Trans director Sam Feder shoots them in a restaurant, mostly in booths. It creates the vibe and inviting atmosphere that they are not lecturing, but having a coffee with you. The walls are a perfect blue. The booth upholstery is a browning yellow. It was also a nice touch for Feder to animate audio recording of the presentations using different monotone-colored backgrounds, the sound waves, date and place of recording and speaker with different colored fonts so the viewer immediately knows what they are listening if they cannot easily read the information on screen. Also in the restaurant setting, Feder is mostly consistent with offering the person’s name, position and workplace even if they appeared earlier. It is a complex subject so it is important to add these notes to not further confuse the audience and offer a certain amount of continuity without needing to show the entire interview in one large chunk so excerpts can be thematically arranged.

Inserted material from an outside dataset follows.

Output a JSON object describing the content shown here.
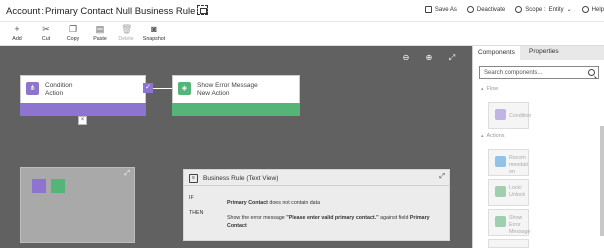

The human-interest profile is a superb representation antidote to media’s lack of representation of trans men, which often stops at Brandon Teena. The real story is the exposure of a media campaign pushing an agenda of trans genocide, which most people may sense but not understand and are vulnerable to fall for. “Heightened Scrutiny” needs to be required viewing for every journalist, especially in mainstream media, because no one should feel comfortable with being the twenty-first century Goebbels.

Legal side note: kids need to be decoupled from the standard of parental decision and given their own autonomy. It is ironic when the left uses that argument since the right uses it to keep their children ignorant. Parents are too comfortable treating their children like property and an extension of themselves instead of individuals who have the human right to choose their future.